La reciente reacción de la Casa Blanca ante la decisión del Comité Nobel de no otorgar el Premio Nobel de la Paz al presidente Donald Trump ha generado fuertes críticas en diversos sectores internacionales, especialmente entre organizaciones de derechos humanos.

El portavoz de la Casa Blanca, Steven Cheung, calificó la decisión como una muestra de “politización” del comité, asegurando que Trump “seguirá haciendo acuerdos de paz, terminando guerras y salvando vidas”. Sin embargo, para múltiples analistas y defensores de derechos humanos, estas declaraciones distan mucho de la realidad.

Organizaciones internacionales han recordado que, bajo la administración Trump, se mantuvo un respaldo abierto a operaciones militares israelíes que derivaron en un alto número de víctimas civiles en Gaza. Diversos grupos de derechos humanos han calificado esas acciones como parte de un patrón de violaciones graves al derecho internacional humanitario, y han señalado directamente la responsabilidad política del presidente estadounidense por su apoyo incondicional a Israel durante las ofensivas más devastadoras.

“Hablar de paz mientras se justifican o encubren actos que podrían constituir crímenes de guerra es una contradicción inaceptable”, afirmó un portavoz de Human Rights Watch, en declaraciones a medios europeos.

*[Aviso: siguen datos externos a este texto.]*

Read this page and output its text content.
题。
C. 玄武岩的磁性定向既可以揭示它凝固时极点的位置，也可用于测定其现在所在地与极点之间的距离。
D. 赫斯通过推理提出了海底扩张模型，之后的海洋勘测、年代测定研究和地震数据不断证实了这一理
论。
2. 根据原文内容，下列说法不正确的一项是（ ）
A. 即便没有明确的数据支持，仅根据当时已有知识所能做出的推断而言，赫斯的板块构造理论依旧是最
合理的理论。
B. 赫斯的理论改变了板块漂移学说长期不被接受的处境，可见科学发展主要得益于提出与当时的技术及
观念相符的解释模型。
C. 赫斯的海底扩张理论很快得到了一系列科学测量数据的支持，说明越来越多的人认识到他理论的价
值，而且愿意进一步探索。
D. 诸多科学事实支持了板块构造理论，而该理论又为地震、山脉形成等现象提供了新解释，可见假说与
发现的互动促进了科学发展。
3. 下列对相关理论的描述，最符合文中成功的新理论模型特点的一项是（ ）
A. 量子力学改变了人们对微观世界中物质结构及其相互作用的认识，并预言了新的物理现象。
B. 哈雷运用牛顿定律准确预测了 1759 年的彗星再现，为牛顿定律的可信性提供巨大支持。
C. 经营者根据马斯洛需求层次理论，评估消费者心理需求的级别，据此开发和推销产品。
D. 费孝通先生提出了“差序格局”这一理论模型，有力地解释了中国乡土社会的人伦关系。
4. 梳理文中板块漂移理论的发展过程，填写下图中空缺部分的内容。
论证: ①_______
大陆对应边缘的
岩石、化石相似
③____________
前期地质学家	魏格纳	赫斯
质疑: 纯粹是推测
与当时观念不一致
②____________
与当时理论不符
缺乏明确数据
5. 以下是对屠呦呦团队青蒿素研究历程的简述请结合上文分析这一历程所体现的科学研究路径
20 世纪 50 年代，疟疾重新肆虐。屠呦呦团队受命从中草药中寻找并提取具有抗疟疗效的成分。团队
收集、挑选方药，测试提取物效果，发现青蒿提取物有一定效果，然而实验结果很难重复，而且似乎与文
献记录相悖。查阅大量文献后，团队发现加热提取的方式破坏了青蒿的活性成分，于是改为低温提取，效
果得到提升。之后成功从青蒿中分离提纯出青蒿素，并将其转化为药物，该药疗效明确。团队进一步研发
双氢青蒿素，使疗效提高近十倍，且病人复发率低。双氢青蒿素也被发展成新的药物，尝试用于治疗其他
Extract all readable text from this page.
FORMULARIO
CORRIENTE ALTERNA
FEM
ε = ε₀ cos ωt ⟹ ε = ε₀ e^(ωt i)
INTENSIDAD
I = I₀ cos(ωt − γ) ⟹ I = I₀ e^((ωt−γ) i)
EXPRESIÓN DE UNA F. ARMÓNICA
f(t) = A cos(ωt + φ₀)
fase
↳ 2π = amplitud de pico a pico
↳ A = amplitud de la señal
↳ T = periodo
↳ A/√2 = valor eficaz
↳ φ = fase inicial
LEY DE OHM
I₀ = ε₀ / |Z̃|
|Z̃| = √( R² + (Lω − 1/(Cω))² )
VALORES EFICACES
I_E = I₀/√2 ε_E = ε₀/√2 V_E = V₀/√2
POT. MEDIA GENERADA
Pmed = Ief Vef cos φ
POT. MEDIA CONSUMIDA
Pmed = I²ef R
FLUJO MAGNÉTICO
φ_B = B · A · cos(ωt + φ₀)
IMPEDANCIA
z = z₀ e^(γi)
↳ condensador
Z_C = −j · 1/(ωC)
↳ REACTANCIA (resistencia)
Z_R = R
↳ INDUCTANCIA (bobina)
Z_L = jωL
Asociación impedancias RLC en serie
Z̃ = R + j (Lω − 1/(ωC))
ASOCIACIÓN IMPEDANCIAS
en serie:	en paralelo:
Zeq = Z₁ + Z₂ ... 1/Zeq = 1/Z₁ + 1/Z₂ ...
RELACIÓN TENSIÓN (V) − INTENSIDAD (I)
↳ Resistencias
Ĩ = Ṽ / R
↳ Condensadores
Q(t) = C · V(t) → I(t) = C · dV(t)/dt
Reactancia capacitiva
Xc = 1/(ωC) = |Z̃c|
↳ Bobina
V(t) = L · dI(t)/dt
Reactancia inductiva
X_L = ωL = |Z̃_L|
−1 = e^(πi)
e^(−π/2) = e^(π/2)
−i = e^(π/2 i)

Mientras la Casa Blanca insiste en retratar a Trump como un “pacificador visionario”, las cifras y testimonios desde Gaza muestran un escenario completamente opuesto: destrucción masiva, desplazamientos forzados y miles de muertos. Para los organismos humanitarios, esas realidades descalifican cualquier posibilidad de considerar a Trump como merecedor del máximo reconocimiento a la paz mundial.

En consecuencia, la decisión del Comité Nobel de no premiar a Trump fue, para muchos, no solo correcta, sino necesaria para preservar la credibilidad y el sentido ético del galardón.